Todos los episodios que amo están impregnados de tabaco. Los mejores arrumacos de mi vida huelen a ropa ahumada. La gente que más quiero, fuma o ha fumado. El asma que me tiene jodida se alimenta sutilmente de tabaco. Todas las letras que tengo están hechas con cigarros: desde los “mi mamá me mima” (porque el mimo olía a mi mamá y porque sus dedos aromatizados me llevaban la manita); hasta las de ahora, estas mismas que escriben tabaco con tabaco.
Nunca me he enamorado de alguien que no fume; la ecuación resulta clara: entre más humo más amor (y si no, mírame ahora… si es que logras verme a través de la nube). Nunca he dicho algo realmente serio sin un cigarro en la mano. Nunca nada se ha mezclado más con las risas que una tos de fumador ni nada ha apretado tantos nudos en la garganta.

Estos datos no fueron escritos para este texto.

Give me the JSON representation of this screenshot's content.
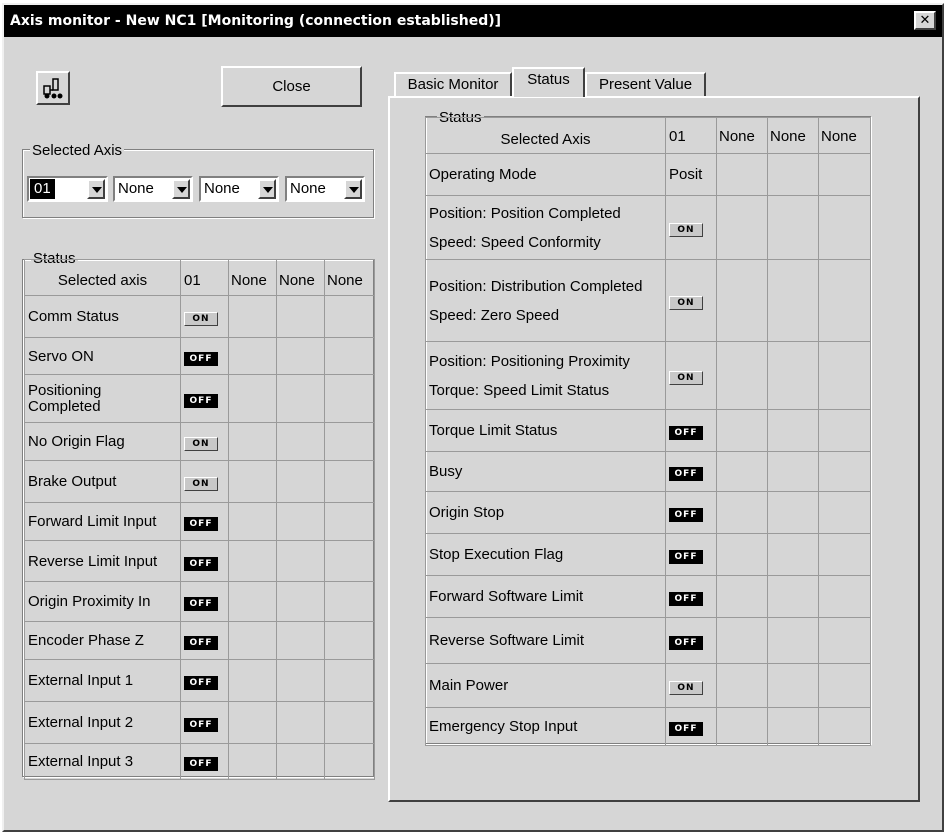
{
  "window": {
    "title": "Axis monitor - New NC1 [Monitoring (connection established)]",
    "close_glyph": "✕"
  },
  "toolbar": {
    "icon": "axis-icon",
    "close_label": "Close"
  },
  "selected_axis": {
    "label": "Selected Axis",
    "combos": [
      {
        "value": "01",
        "selected": true
      },
      {
        "value": "None"
      },
      {
        "value": "None"
      },
      {
        "value": "None"
      }
    ]
  },
  "left_status": {
    "label": "Status",
    "header": [
      "Selected axis",
      "01",
      "None",
      "None",
      "None"
    ],
    "rows": [
      {
        "label": "Comm Status",
        "state": "ON"
      },
      {
        "label": "Servo ON",
        "state": "OFF"
      },
      {
        "label": "Positioning Completed",
        "state": "OFF"
      },
      {
        "label": "No Origin Flag",
        "state": "ON"
      },
      {
        "label": "Brake Output",
        "state": "ON"
      },
      {
        "label": "Forward Limit Input",
        "state": "OFF"
      },
      {
        "label": "Reverse Limit Input",
        "state": "OFF"
      },
      {
        "label": "Origin Proximity In",
        "state": "OFF"
      },
      {
        "label": "Encoder Phase Z",
        "state": "OFF"
      },
      {
        "label": "External Input 1",
        "state": "OFF"
      },
      {
        "label": "External Input 2",
        "state": "OFF"
      },
      {
        "label": "External Input 3",
        "state": "OFF"
      }
    ]
  },
  "tabs": [
    {
      "label": "Basic Monitor"
    },
    {
      "label": "Status",
      "active": true
    },
    {
      "label": "Present Value"
    }
  ],
  "right_status": {
    "label": "Status",
    "header": [
      "Selected Axis",
      "01",
      "None",
      "None",
      "None"
    ],
    "rows": [
      {
        "label": "Operating Mode",
        "value": "Posit"
      },
      {
        "label": "Position: Position Completed",
        "label2": "Speed: Speed Conformity",
        "state": "ON"
      },
      {
        "label": "Position: Distribution Completed",
        "label2": "Speed: Zero Speed",
        "state": "ON"
      },
      {
        "label": "Position: Positioning Proximity",
        "label2": "Torque: Speed Limit Status",
        "state": "ON"
      },
      {
        "label": "Torque Limit Status",
        "state": "OFF"
      },
      {
        "label": "Busy",
        "state": "OFF"
      },
      {
        "label": "Origin Stop",
        "state": "OFF"
      },
      {
        "label": "Stop Execution Flag",
        "state": "OFF"
      },
      {
        "label": "Forward Software Limit",
        "state": "OFF"
      },
      {
        "label": "Reverse Software Limit",
        "state": "OFF"
      },
      {
        "label": "Main Power",
        "state": "ON"
      },
      {
        "label": "Emergency Stop Input",
        "state": "OFF"
      }
    ]
  }
}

También es verdad que no recuerdo olor más triste que el del acondicionador y el tabaco al día siguiente de una historia fallida.

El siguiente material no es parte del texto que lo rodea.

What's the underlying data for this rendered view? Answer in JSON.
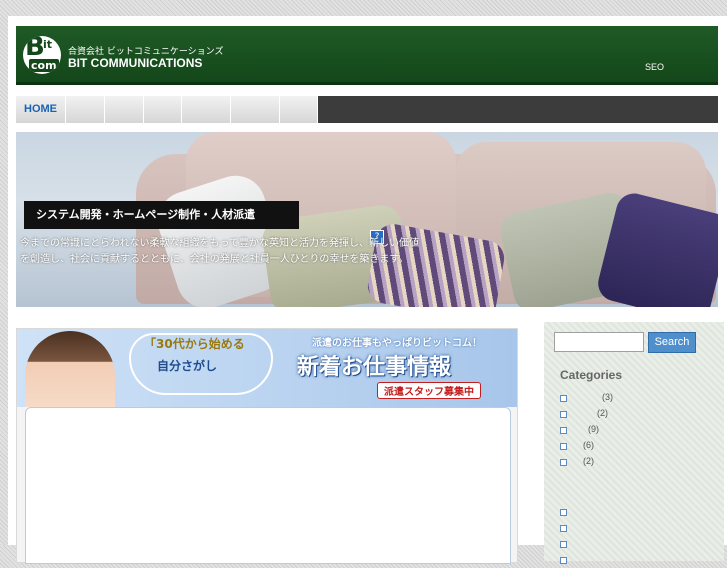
{
  "header": {
    "logo_text": "Bit com",
    "company_jp": "合資会社 ビットコミュニケーションズ",
    "company_en": "BIT COMMUNICATIONS",
    "seo_link": "SEO"
  },
  "nav": {
    "items": [
      {
        "label": "HOME"
      },
      {
        "label": ""
      },
      {
        "label": ""
      },
      {
        "label": ""
      },
      {
        "label": ""
      },
      {
        "label": ""
      },
      {
        "label": ""
      }
    ]
  },
  "hero": {
    "title": "システム開発・ホームページ制作・人材派遣",
    "description": "今までの常識にとらわれない柔軟な組織をもって豊かな英知と活力を発揮し、新しい価値を創造し、社会に貢献するとともに、会社の発展と社員一人ひとりの幸せを築きます。"
  },
  "banner": {
    "bubble_line1": "「30代から始める",
    "bubble_line2": "自分さがし",
    "tagline": "派遣のお仕事もやっぱりビットコム！",
    "headline": "新着お仕事情報",
    "recruit": "派遣スタッフ募集中"
  },
  "sidebar": {
    "search_placeholder": "",
    "search_button": "Search",
    "categories_title": "Categories",
    "categories": [
      {
        "label": "",
        "count": "(3)"
      },
      {
        "label": "",
        "count": "(2)"
      },
      {
        "label": "",
        "count": "(9)"
      },
      {
        "label": "",
        "count": "(6)"
      },
      {
        "label": "",
        "count": "(2)"
      }
    ],
    "links": [
      "",
      "",
      "",
      ""
    ]
  },
  "colors": {
    "header_green": "#14471a",
    "nav_dark": "#3c3c3c",
    "home_blue": "#1a62b5",
    "search_button": "#4f8fcc"
  }
}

Fumando en serio, he pasado de los Delicados sin filtro como parte del disfraz de universitaria progre a los cómodos Camel de mi globalizada historia. Fumando en broma, empecé con Virginia Slims, cual señorita de mierda que fui.
El chirrido que asoma en mi garganta en las madrugadas frías insinúa que debo dejarlo. Jamás lo he intentado. No me da la gana despertarme un día odiando el olor de todo lo que me ha da dado vida.